Dünya kazanı kaynıyor dedik başlığımızda. Kaynayan sadece Rusya-Ukrayna savaşı ya da yeni savaş alanlarıyla sınırlı değil. Kazanda kaynayan başka şeyler de var. Örneğin, dünyanın çeşitli ülkelerinde gelişen, güçlenen, hatta iktidara ortak olan faşist hareket var. İşte İtalya! Faşizm ilerliyor. İtalya’da faşist partinin başkanı koalisyon hükümetinin başında!
İsrail’de şimdiye kadarki en ırkçı, en faşist yönetim Filistinlilere ve Suriye’ye yönelik saldırılarını artırarak sürdürüyor!!! vb. vb.
Peki dünyada sol, sosyalist güçlerin durumu?!
Bu soruya yanıtımız ne yazık ki; “güçsüzlük, örgütsüzlük, dağınıklık” şeklindedir.
Dünyanın çeşitli bölgelerinde, örneğin Latin Amerika’da sol dalga vs. deniyor. “Solcu” Lula başkanlığa yeniden geldi ve fakat toplumun yarısı Bolsonarist!
Fransa’da emeklilik konusunda kendiliğinden çok güçlü bir hareket gelişti. “Sarı Yelekliler”in yeni bir versiyonu olarak niteleyebileceğimiz bu harekette devrimci solun etkisi ne yazık ki yok denecek kadar az! “Emeklilerin hareketi” doğru bir önderlikten yoksun!
Fakat doğru bir önderlikten yoksun olmasına rağmen, umut veren muazzam bir kitle hareketi bu. Sonuçta bir türlü bastırılsa bile işçi sınıfı ve emekçiler bu mücadeleler içinde muazzam deneyimler ediniyor.
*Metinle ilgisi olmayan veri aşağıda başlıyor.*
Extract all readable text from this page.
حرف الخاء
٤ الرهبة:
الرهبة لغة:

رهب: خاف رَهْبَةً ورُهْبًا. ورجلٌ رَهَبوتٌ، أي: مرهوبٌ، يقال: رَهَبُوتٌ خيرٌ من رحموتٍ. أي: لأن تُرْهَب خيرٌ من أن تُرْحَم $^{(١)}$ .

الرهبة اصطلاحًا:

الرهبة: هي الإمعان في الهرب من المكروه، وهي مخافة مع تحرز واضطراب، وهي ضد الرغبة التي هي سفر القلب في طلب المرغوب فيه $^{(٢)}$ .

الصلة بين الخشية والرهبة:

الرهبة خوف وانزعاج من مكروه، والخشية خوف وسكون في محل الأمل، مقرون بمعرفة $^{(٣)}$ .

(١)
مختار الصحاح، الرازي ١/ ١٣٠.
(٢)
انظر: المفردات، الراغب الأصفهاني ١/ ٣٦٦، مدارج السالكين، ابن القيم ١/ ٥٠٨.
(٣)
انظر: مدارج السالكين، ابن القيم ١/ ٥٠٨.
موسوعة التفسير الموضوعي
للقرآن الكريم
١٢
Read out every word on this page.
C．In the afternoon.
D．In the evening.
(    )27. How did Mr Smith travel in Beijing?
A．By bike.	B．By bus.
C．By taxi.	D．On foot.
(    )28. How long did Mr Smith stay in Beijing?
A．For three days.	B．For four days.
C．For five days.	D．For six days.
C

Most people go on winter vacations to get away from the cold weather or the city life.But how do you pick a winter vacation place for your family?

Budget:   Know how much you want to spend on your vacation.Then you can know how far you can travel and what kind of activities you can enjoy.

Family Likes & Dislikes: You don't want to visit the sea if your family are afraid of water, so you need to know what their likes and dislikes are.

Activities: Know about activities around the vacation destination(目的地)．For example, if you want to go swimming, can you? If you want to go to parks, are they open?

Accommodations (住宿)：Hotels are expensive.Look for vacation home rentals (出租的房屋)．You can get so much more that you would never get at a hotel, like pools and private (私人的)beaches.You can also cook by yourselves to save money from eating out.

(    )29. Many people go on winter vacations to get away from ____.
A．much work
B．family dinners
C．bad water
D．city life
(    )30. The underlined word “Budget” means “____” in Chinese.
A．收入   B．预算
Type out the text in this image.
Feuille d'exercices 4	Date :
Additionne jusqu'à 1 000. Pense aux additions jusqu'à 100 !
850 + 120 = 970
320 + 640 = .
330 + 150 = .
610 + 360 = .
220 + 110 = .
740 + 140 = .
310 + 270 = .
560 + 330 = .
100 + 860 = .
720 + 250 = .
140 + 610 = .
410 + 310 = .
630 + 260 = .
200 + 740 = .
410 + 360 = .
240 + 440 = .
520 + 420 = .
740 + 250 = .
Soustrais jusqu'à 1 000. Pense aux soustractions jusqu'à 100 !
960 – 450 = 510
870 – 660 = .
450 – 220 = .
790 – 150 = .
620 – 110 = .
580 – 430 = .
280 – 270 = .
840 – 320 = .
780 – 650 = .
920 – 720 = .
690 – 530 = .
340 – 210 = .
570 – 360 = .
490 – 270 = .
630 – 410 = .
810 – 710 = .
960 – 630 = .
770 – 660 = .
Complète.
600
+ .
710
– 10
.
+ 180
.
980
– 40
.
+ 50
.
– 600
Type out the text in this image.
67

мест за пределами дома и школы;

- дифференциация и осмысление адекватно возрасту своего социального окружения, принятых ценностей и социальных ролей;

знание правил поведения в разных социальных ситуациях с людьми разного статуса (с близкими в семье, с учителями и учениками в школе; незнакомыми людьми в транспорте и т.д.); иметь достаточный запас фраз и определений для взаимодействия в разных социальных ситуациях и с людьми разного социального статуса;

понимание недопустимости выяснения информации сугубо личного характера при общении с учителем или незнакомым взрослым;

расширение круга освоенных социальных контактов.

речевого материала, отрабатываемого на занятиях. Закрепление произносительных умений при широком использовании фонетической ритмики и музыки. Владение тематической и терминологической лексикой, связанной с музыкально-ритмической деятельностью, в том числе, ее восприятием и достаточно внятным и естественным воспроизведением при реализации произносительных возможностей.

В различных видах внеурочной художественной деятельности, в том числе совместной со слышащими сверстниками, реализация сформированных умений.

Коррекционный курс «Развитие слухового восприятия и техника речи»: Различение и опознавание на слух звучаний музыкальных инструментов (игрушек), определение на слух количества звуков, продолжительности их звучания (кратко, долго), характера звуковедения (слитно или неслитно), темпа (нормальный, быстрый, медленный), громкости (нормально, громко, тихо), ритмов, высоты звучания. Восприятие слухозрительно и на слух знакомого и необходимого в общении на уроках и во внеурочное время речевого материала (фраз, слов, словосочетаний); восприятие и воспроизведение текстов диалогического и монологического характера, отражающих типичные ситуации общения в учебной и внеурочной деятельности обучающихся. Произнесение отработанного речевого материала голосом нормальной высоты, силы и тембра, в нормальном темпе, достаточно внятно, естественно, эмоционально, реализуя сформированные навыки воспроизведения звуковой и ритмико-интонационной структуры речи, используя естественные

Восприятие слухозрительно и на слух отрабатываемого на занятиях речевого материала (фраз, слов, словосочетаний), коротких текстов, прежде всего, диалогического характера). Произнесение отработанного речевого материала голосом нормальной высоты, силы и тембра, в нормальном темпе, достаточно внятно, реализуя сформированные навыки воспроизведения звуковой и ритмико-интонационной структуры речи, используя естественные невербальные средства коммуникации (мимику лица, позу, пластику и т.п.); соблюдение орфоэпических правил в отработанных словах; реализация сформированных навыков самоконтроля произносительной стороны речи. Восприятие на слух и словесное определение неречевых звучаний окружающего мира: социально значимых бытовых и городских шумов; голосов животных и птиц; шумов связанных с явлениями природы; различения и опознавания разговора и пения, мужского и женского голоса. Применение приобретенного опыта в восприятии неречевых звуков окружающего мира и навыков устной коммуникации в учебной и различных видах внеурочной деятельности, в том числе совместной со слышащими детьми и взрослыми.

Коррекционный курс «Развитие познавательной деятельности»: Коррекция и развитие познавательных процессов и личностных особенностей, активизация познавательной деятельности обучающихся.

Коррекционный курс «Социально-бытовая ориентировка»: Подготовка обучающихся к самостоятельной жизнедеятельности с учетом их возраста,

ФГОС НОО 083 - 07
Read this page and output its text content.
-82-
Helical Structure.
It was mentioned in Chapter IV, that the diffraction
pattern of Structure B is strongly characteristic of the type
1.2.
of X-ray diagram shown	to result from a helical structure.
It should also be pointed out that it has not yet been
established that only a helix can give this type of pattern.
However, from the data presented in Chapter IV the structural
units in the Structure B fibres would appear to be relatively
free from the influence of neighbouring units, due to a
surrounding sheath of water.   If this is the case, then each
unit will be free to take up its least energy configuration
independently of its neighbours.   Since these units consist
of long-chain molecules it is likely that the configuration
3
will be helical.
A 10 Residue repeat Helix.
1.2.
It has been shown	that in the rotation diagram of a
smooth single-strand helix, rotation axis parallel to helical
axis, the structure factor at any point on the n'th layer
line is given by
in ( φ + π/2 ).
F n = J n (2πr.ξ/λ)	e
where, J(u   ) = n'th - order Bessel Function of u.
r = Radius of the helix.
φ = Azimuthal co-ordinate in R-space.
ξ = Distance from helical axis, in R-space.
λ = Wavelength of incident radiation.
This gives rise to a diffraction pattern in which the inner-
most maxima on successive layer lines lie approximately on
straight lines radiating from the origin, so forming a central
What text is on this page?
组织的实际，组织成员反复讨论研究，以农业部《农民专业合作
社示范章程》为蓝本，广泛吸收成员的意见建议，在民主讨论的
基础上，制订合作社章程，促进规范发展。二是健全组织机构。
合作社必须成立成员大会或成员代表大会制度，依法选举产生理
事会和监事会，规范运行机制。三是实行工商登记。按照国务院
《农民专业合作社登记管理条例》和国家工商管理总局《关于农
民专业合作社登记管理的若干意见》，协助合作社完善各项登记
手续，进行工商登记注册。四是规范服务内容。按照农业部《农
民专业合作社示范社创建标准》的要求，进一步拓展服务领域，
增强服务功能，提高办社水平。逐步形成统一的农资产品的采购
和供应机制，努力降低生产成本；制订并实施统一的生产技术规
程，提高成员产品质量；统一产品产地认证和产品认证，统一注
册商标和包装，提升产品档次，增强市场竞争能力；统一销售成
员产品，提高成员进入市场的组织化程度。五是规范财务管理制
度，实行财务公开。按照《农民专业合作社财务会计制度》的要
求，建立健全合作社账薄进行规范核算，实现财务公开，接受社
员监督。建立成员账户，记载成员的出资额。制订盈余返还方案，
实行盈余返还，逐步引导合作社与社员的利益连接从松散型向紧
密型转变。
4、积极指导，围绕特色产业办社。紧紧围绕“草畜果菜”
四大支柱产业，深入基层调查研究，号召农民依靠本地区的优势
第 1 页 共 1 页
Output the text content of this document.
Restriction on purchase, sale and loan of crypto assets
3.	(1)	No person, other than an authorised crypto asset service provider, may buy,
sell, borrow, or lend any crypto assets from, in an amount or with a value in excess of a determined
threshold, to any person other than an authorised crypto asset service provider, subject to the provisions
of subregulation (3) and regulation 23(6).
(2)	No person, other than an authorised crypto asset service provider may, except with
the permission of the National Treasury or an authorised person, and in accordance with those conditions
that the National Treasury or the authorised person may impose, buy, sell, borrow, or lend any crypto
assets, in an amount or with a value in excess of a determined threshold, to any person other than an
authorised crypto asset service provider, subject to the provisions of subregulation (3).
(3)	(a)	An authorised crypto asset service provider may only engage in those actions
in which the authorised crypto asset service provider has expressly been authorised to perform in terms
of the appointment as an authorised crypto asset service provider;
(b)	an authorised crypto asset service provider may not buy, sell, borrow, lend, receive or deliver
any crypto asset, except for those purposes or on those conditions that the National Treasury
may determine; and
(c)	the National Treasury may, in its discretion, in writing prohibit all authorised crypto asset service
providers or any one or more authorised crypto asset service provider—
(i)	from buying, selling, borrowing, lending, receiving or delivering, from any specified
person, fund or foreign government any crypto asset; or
Aynı şey İran’da patlayan Molla rejimine karşı isyana dönüşen kitle hareketi için; Myanmar’da askeri diktatörlüğe karşı ayaklanan halk hareketi vb. bütün kitlesel mücadeleler için de geçerli. Halklar mücadele ediyor, fakat doğru önderlik eksik.
Bu örgütsüzlük Almanya gibi son dönemde kitlelerin alım gücünün düştüğü, buna karşın ücretlerde aynı düzeyde bir artışın olmadığı, kitleler arasında homurdanmaların arttığı ülkelerde de yaşanıyor. Almanya’da da önderlik edecek güçte devrimci sol olmayınca sol adına konuşmak örneğin Verdi gibi sendika konfederasyonlarına kalıyor.
Kısaca; dünya çapında halklara, işçilere, emekçilere önderlik edecek devrimci önderlikler yok. Bu eksikliğin bir an evvel giderilmesi, devrimci, sosyalist, Bolşevik partilerin/örgütlerin kurulması, var olanların güçlendirilmesi yerine getirilmesi gereken en acil görevdir.